Microsoft, the second most valuable U.S. company, sounded a cautious note in its quarterly earnings report as a steep fall in client spending has sparked a series of high-profile layoffs in the tech industry.
The company's Chief Executive Officer, Satya Nadella, and other Microsoft executives used the words "caution" and "cautious" at least six times on the one hour call on Tuesday.
"Microsoft is the biggest bellwether for enterprise and cloud spending in the world. Nadella's comments about slowdown in the cloud is not surprising... It confirms a darker macro is in the horizon," said Dan Ives, analyst at Wedbush.
"This is going to be a trend we see across the tech space, with management teams being conservative given the uncertain environment," Ives added.
Nadella, however, said Microsoft would focus on AI technology, calling it the next major wave of computing.
The tech giant has made multibillion dollar investments in OpenAI, deepening ties with the startup behind the chatbot sensation ChatGPT and building on a bet it made on AI four years ago.
Analysts said the sharp slowdown in Microsoft's revenue growth was a "warning sign" for the tech sector, with more weakness at its PC division than the cloud business.

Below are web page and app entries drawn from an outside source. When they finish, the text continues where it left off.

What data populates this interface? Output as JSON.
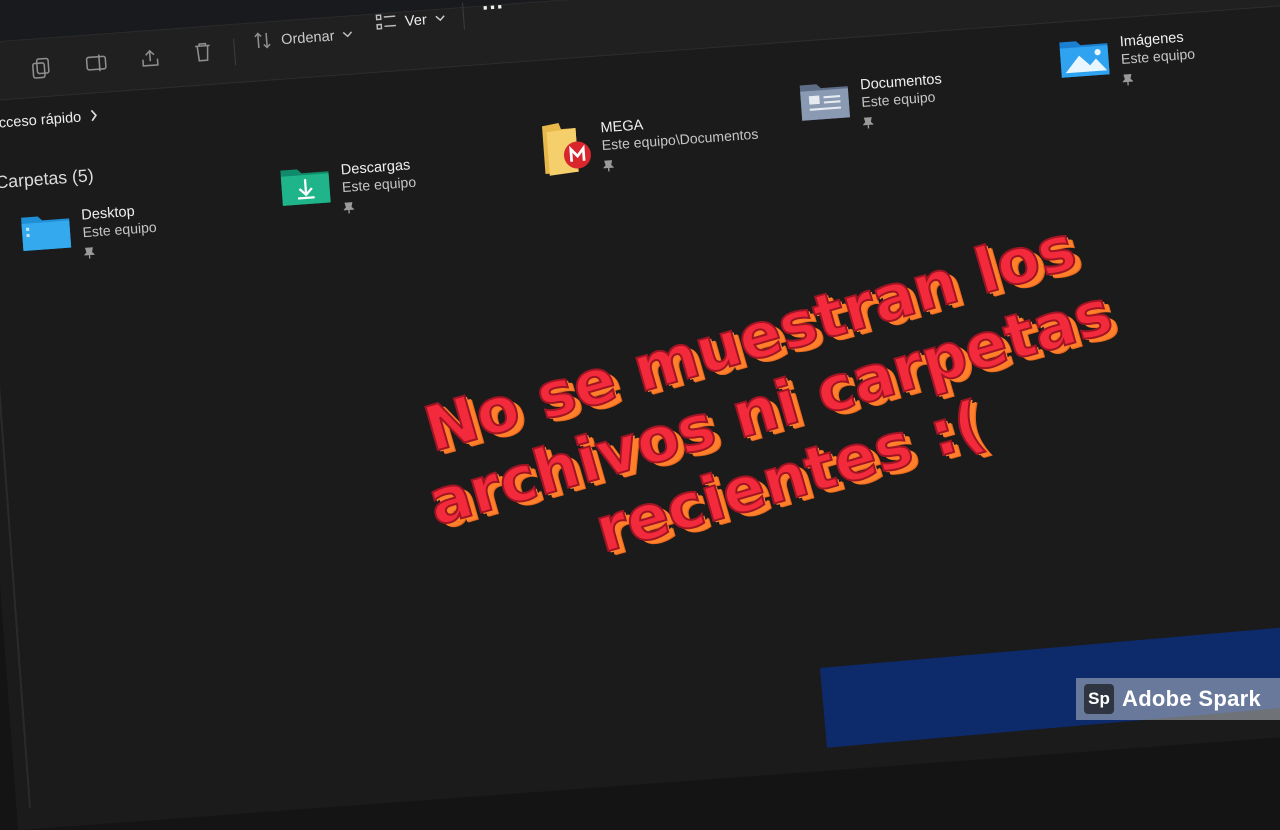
{
  "toolbar": {
    "sort_label": "Ordenar",
    "view_label": "Ver",
    "more_label": "…"
  },
  "breadcrumb": {
    "label": "Acceso rápido"
  },
  "folders_section": {
    "title": "Carpetas (5)"
  },
  "folders": [
    {
      "name": "Desktop",
      "location": "Este equipo",
      "icon": "desktop-folder-icon"
    },
    {
      "name": "Descargas",
      "location": "Este equipo",
      "icon": "downloads-folder-icon"
    },
    {
      "name": "MEGA",
      "location": "Este equipo\\Documentos",
      "icon": "mega-folder-icon"
    },
    {
      "name": "Documentos",
      "location": "Este equipo",
      "icon": "documents-folder-icon"
    },
    {
      "name": "Imágenes",
      "location": "Este equipo",
      "icon": "pictures-folder-icon"
    }
  ],
  "caption": {
    "line1": "No se muestran los",
    "line2": "archivos ni carpetas",
    "line3": "recientes :("
  },
  "watermark": {
    "logo": "Sp",
    "text": "Adobe Spark"
  },
  "colors": {
    "caption_fill": "#f22a3c",
    "caption_shadow": "#ff7f2a",
    "background": "#1b1b1b"
  }
}
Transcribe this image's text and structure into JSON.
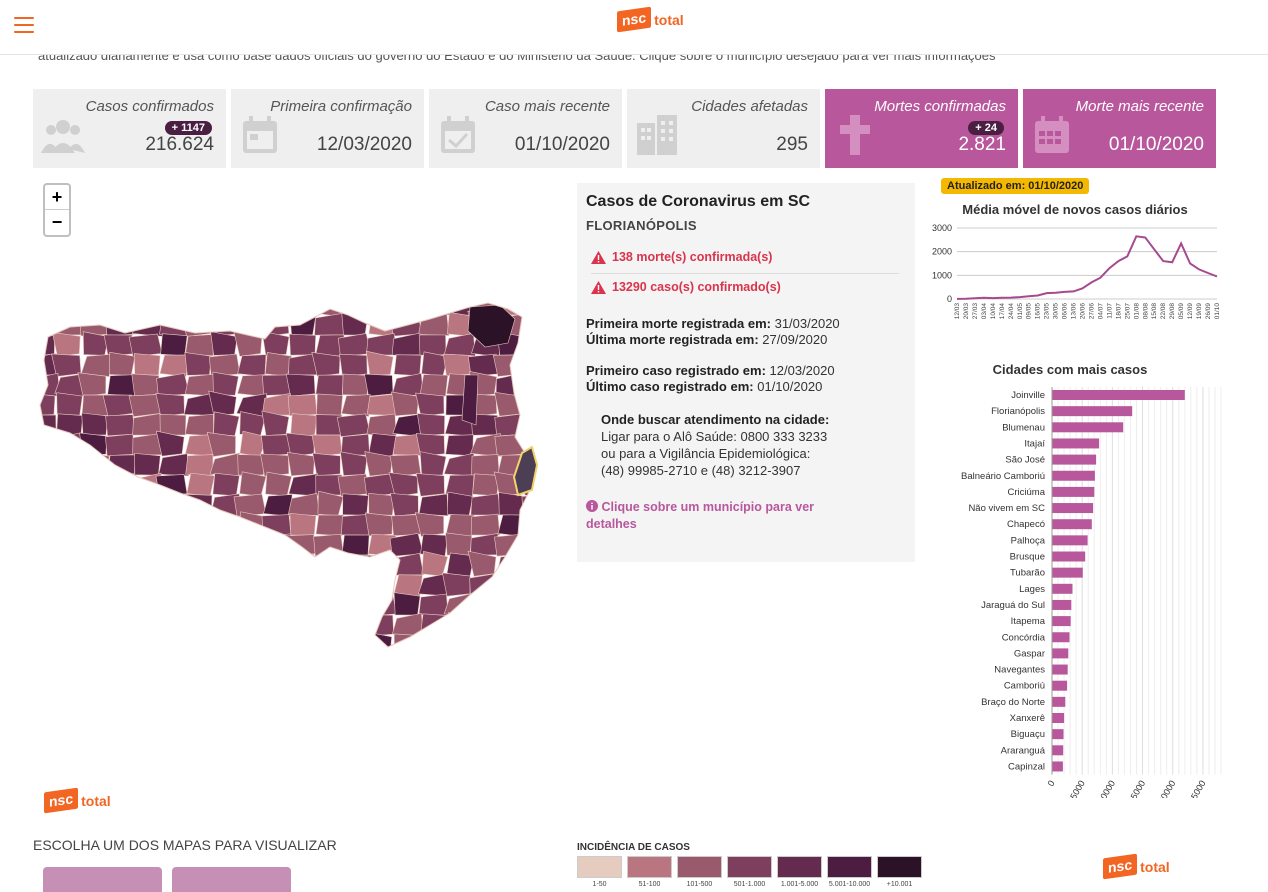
{
  "header": {
    "logo_badge": "nsc",
    "logo_word": "total"
  },
  "intro_text": "atualizado diariamente e usa como base dados oficiais do governo do Estado e do Ministério da Saúde. Clique sobre o município desejado para ver mais informações",
  "cards": [
    {
      "label": "Casos confirmados",
      "value": "216.624",
      "delta": "+ 1147",
      "icon": "people-icon",
      "style": "gray"
    },
    {
      "label": "Primeira confirmação",
      "value": "12/03/2020",
      "delta": "",
      "icon": "calendar-icon",
      "style": "gray"
    },
    {
      "label": "Caso mais recente",
      "value": "01/10/2020",
      "delta": "",
      "icon": "calendar-check-icon",
      "style": "gray"
    },
    {
      "label": "Cidades afetadas",
      "value": "295",
      "delta": "",
      "icon": "buildings-icon",
      "style": "gray"
    },
    {
      "label": "Mortes confirmadas",
      "value": "2.821",
      "delta": "+ 24",
      "icon": "cross-icon",
      "style": "pink"
    },
    {
      "label": "Morte mais recente",
      "value": "01/10/2020",
      "delta": "",
      "icon": "calendar-grid-icon",
      "style": "pink"
    }
  ],
  "zoom": {
    "in": "+",
    "out": "−"
  },
  "info": {
    "title": "Casos de Coronavirus em SC",
    "city": "FLORIANÓPOLIS",
    "deaths": "138 morte(s) confirmada(s)",
    "cases": "13290 caso(s) confirmado(s)",
    "first_death_label": "Primeira morte registrada em:",
    "first_death": "31/03/2020",
    "last_death_label": "Última morte registrada em:",
    "last_death": "27/09/2020",
    "first_case_label": "Primeiro caso registrado em:",
    "first_case": "12/03/2020",
    "last_case_label": "Último caso registrado em:",
    "last_case": "01/10/2020",
    "help_title": "Onde buscar atendimento na cidade:",
    "help_line1": "Ligar para o Alô Saúde: 0800 333 3233",
    "help_line2": "ou para a Vigilância Epidemiológica:",
    "help_line3": "(48) 99985-2710 e (48) 3212-3907",
    "hint": "Clique sobre um município para ver detalhes"
  },
  "updated_badge": "Atualizado em: 01/10/2020",
  "chart_data": [
    {
      "type": "line",
      "title": "Média móvel de novos casos diários",
      "x": [
        "12/03",
        "20/03",
        "27/03",
        "03/04",
        "10/04",
        "17/04",
        "24/04",
        "01/05",
        "09/05",
        "16/05",
        "23/05",
        "30/05",
        "06/06",
        "13/06",
        "20/06",
        "27/06",
        "04/07",
        "11/07",
        "18/07",
        "25/07",
        "01/08",
        "08/08",
        "15/08",
        "22/08",
        "29/08",
        "05/09",
        "12/09",
        "19/09",
        "26/09",
        "01/10"
      ],
      "values": [
        5,
        10,
        30,
        55,
        40,
        50,
        60,
        80,
        120,
        150,
        250,
        260,
        300,
        320,
        450,
        700,
        900,
        1300,
        1600,
        1800,
        2650,
        2600,
        2100,
        1600,
        1550,
        2350,
        1500,
        1250,
        1100,
        950
      ],
      "ylim": [
        0,
        3000
      ],
      "yticks": [
        0,
        1000,
        2000,
        3000
      ]
    },
    {
      "type": "bar",
      "orientation": "horizontal",
      "title": "Cidades com mais casos",
      "categories": [
        "Joinville",
        "Florianópolis",
        "Blumenau",
        "Itajaí",
        "São José",
        "Balneário Camboriú",
        "Criciúma",
        "Não vivem em SC",
        "Chapecó",
        "Palhoça",
        "Brusque",
        "Tubarão",
        "Lages",
        "Jaraguá do Sul",
        "Itapema",
        "Concórdia",
        "Gaspar",
        "Navegantes",
        "Camboriú",
        "Braço do Norte",
        "Xanxerê",
        "Biguaçu",
        "Araranguá",
        "Capinzal"
      ],
      "values": [
        22000,
        13290,
        11800,
        7800,
        7300,
        7100,
        7000,
        6800,
        6600,
        5900,
        5500,
        5100,
        3400,
        3200,
        3100,
        2900,
        2700,
        2600,
        2500,
        2200,
        2000,
        1900,
        1850,
        1800
      ],
      "xlim": [
        0,
        27000
      ],
      "xticks": [
        0,
        5000,
        10000,
        15000,
        20000,
        25000
      ]
    }
  ],
  "map_legend": {
    "title": "INCIDÊNCIA DE CASOS",
    "items": [
      {
        "label": "1-50",
        "color": "#e6cbbf"
      },
      {
        "label": "51-100",
        "color": "#b97580"
      },
      {
        "label": "101-500",
        "color": "#9a5a6e"
      },
      {
        "label": "501-1.000",
        "color": "#7e3f5e"
      },
      {
        "label": "1.001-5.000",
        "color": "#642b4e"
      },
      {
        "label": "5.001-10.000",
        "color": "#4c1d40"
      },
      {
        "label": "+10.001",
        "color": "#2b1226"
      }
    ]
  },
  "choose_text": "ESCOLHA UM DOS MAPAS PARA VISUALIZAR",
  "colors": {
    "accent": "#f26522",
    "pink": "#b9579d",
    "line": "#a64a8f"
  }
}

"What we learned is that no one is immune to macro... what is telling is the quarter was largely fine, but we started to see softness in December and the outlook for this quarter was worse than expected," said Rishi Jaluria, analyst at RBC.
Microsoft forecast third-quarter revenue in its so-called intelligent cloud business a tad below analysts' estimates, with a growth rate of as much as 19%. It did, however, report better-than-expected second-quarter revenue for that segment, which initially pushed shares higher on Tuesday evening.
Companies from Amazon.com Inc. to Facebook-parent Meta Platforms are already preparing for tougher months ahead by slashing tens of thousands of jobs to keep their cash reserves high.
Analysts expect the cash to be used for other investments, which could include fresh buybacks, mergers and acquisitions or new technology such as artificial intelligence.
Microsoft's shares were down about 3% in pre-market trading on Wednesday. Shares of cloud companies including Alphabet Inc.'s Google, Amazon.com, Salesforce, Cisco and Workday Inc. all declined.